On the night of the murders, based on Neville’s phone call to Jeremy, the police concluded that Sheila had murdered her family and then turned the gun on herself. The papers reported it as a murder/suicide. The investigators had questions & doubts about this story.
They believed that it would have been too long to turn on herself with the silencer on the rifle. Police also surmised that the state of Sheila’s body didn’t resemble someone that had been in a physical altercation, and Neville died after a struggle. They also concluded that her hands did not have evidence of reloading the weapon twice, leading them to look into other leads on the White House Farm Murders.
Greed leads to murder
Jeremy Bamber was adopted when he was six months old and lived a life similar to Sheila. They went to private schools and resisted the religion that their adopted mother attempted to influence on them. He bounced around with a few jobs before Neville bought him a home and a car, giving him eight percent of a family business. The house was three and a half miles from the farmhouse.

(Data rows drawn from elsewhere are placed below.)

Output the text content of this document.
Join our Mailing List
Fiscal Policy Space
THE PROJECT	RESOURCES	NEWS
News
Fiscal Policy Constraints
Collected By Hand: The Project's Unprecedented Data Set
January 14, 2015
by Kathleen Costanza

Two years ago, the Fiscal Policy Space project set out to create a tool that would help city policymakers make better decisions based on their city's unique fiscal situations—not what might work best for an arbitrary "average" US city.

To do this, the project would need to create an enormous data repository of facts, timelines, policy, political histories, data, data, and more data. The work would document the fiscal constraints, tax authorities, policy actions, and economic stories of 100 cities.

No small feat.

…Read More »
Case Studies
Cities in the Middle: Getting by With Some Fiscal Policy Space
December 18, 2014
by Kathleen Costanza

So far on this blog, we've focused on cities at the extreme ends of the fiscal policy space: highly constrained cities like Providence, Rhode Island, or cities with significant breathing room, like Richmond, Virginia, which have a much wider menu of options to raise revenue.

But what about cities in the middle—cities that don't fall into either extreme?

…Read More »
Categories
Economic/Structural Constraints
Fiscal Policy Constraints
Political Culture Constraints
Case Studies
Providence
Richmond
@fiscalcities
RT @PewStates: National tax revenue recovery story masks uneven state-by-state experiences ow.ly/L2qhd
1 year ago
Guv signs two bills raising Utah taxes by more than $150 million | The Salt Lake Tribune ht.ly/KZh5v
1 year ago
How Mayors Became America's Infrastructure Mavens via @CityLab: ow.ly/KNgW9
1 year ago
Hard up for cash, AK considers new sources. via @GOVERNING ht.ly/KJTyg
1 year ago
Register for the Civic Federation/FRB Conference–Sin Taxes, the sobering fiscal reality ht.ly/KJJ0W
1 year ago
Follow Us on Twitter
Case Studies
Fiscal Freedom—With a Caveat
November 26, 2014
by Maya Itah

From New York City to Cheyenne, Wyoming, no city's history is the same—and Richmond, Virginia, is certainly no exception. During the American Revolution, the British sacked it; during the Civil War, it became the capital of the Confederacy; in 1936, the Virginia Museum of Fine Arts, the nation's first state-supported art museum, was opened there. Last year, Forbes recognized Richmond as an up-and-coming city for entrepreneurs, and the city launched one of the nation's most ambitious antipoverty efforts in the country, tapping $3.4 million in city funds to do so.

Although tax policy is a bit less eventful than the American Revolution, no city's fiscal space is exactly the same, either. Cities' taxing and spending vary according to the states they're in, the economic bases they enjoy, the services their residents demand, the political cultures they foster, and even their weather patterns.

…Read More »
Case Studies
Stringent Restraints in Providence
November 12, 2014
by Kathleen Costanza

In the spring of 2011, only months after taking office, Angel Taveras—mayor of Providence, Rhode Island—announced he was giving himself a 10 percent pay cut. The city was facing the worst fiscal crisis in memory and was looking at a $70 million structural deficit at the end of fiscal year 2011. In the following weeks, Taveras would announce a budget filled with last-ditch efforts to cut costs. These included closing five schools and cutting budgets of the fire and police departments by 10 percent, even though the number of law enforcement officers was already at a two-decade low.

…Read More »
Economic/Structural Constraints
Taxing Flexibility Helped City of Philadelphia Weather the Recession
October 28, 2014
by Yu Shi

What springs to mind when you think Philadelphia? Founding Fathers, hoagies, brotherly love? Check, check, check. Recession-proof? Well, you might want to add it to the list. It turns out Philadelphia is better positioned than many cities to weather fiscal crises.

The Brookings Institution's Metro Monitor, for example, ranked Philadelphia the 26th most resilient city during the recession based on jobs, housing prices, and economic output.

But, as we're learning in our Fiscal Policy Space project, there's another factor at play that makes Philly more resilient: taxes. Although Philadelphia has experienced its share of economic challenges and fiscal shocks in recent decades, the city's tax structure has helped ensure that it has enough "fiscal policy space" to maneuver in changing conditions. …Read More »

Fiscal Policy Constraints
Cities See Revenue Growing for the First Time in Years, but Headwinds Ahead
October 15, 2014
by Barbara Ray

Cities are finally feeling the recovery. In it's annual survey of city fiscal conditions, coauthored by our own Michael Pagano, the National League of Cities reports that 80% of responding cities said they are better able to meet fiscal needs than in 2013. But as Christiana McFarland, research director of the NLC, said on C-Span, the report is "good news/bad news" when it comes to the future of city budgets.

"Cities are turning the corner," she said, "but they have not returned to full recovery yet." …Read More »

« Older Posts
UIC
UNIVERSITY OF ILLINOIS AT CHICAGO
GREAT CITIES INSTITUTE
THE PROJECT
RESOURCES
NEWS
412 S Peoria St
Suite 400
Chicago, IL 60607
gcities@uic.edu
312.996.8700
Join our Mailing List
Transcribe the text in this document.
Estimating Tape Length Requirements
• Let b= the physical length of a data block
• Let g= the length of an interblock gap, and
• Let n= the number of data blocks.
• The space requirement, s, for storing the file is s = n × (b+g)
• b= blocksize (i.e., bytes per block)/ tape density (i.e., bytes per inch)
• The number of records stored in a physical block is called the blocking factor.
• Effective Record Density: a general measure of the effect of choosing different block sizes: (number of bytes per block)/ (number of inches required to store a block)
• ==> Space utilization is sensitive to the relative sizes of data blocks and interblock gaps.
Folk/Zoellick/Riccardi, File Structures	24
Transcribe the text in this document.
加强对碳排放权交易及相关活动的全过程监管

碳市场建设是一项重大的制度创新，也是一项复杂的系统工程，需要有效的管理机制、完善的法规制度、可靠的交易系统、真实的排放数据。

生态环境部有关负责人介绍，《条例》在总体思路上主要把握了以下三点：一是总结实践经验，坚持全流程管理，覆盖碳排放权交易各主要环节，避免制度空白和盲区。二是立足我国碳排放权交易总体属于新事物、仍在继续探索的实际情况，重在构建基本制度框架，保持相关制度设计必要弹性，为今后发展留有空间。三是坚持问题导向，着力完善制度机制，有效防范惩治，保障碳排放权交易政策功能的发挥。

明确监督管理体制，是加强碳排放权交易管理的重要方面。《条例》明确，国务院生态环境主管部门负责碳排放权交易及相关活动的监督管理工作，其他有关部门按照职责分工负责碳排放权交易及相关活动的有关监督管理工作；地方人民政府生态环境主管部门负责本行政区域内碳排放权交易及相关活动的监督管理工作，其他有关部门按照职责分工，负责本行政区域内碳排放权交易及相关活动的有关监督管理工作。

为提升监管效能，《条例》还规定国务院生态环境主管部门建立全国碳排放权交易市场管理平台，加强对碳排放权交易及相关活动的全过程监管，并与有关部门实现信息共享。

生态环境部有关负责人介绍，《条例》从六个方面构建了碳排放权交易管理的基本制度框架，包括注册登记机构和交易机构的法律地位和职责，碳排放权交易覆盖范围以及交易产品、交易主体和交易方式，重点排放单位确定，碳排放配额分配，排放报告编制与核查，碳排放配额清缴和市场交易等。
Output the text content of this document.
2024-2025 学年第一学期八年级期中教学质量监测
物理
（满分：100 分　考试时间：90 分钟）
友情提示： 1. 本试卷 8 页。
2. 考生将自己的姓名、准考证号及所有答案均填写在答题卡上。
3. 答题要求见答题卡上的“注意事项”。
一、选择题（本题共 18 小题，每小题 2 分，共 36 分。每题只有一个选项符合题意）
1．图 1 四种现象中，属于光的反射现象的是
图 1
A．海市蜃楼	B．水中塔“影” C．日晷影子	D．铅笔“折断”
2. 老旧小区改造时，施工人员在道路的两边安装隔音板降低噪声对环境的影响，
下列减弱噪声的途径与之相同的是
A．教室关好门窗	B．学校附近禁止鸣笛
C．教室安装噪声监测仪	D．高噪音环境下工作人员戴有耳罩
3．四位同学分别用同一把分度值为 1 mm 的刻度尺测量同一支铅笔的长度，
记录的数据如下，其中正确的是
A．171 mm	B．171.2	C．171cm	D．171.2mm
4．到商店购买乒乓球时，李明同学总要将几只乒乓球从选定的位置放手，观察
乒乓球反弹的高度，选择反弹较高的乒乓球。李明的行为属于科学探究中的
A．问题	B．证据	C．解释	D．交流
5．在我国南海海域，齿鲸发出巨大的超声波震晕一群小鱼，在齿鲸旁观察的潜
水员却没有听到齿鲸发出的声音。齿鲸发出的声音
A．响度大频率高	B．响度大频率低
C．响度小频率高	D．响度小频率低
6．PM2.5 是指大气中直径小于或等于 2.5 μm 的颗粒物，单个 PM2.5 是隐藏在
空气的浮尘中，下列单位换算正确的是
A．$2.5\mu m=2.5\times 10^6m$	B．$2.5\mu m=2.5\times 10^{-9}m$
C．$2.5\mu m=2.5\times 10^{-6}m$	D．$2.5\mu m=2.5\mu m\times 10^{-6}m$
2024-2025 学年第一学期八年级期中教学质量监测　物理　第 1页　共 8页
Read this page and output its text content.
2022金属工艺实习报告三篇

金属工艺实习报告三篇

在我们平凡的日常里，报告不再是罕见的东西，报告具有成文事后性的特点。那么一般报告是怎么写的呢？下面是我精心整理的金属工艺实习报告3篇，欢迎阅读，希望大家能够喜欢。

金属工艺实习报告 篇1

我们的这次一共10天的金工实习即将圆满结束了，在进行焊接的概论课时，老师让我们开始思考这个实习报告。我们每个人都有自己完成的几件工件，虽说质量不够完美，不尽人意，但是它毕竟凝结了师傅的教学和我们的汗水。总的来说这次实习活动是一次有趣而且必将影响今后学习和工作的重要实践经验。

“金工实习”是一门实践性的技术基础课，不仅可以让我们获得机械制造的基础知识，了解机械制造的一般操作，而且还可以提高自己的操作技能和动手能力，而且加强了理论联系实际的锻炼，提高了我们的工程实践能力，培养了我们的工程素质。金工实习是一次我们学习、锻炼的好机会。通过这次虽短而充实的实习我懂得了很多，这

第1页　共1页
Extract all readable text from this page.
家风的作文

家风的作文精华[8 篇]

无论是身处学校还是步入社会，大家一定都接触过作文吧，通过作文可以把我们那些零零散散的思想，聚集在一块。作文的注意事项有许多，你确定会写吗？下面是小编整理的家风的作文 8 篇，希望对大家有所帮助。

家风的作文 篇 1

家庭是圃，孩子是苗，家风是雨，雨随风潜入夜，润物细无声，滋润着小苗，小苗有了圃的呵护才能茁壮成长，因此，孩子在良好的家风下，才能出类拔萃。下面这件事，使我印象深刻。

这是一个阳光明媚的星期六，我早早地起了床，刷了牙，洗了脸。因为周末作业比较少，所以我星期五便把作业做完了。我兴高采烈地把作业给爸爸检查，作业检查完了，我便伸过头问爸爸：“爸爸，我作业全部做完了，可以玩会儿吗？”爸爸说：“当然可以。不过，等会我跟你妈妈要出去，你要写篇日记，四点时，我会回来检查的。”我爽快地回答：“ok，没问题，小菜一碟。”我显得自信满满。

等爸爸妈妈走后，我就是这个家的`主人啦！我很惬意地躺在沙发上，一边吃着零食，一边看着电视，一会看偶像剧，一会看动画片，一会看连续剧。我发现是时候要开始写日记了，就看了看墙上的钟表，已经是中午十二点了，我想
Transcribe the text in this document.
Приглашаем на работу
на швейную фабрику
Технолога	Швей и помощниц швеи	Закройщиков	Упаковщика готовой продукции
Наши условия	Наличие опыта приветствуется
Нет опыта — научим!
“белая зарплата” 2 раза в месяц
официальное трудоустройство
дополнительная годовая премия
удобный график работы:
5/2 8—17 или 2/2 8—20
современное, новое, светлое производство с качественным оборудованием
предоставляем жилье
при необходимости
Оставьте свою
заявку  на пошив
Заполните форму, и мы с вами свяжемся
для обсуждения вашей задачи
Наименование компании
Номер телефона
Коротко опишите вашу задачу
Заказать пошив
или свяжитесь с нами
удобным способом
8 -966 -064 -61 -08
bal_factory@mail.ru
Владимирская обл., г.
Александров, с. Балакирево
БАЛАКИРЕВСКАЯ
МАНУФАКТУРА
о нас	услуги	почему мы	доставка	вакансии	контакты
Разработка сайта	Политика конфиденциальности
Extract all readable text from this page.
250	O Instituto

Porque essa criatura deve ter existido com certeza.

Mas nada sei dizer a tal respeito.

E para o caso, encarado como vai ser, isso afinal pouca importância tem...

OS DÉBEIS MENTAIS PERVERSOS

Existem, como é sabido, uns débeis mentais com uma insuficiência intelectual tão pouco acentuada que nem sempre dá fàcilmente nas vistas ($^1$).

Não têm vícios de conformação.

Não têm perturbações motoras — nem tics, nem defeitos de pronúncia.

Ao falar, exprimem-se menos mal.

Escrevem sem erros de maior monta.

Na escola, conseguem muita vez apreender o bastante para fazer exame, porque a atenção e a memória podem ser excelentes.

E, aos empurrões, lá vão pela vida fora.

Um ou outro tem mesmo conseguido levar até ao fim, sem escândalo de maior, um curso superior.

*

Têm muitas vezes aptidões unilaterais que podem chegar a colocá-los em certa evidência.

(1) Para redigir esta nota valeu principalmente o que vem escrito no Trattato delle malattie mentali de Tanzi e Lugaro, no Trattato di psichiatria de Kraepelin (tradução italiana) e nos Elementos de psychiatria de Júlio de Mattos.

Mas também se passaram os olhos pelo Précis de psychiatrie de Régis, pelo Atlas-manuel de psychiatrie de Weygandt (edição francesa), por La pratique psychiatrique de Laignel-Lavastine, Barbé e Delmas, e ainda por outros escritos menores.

On the night of the murders, he called the police and reported his father had called and said his sister had a gun and was going crazy. Once Neville uttered the words, the line went dead. The police responded, and it was initially ruled a murder/suicide by his mentally ill sister.
After investigators raised questions about the murders, police believed that someone else had killed the family, and Jeremy’s girlfriend reported that he implicated himself. She said that he talked of killing his family before and that he could easily do it. Investigators found the silencer in a cupboard and resolved Sheila couldn’t have removed it after the murders if it was a suicide concluding Jeremy was the killer.
Trial & appeals
Using a statement by his then-girlfriend that he planned to kill his family, a jury found Jeremy Bamber guilty, and he was sentenced to life in prison. The Home Secretary at the time ruled that Bamber would never be released from prison. Multiple appeals have been unsuccessful as recently as 2002.
However, new evidence has come to light that law enforcement & prosecution neglected to report a second silencer found in the house. Bamber supporters believe that this evidence could overturn his conviction. His legal team is filing yet another appeal on his behalf in an attempt to get him released after over three and a half decades.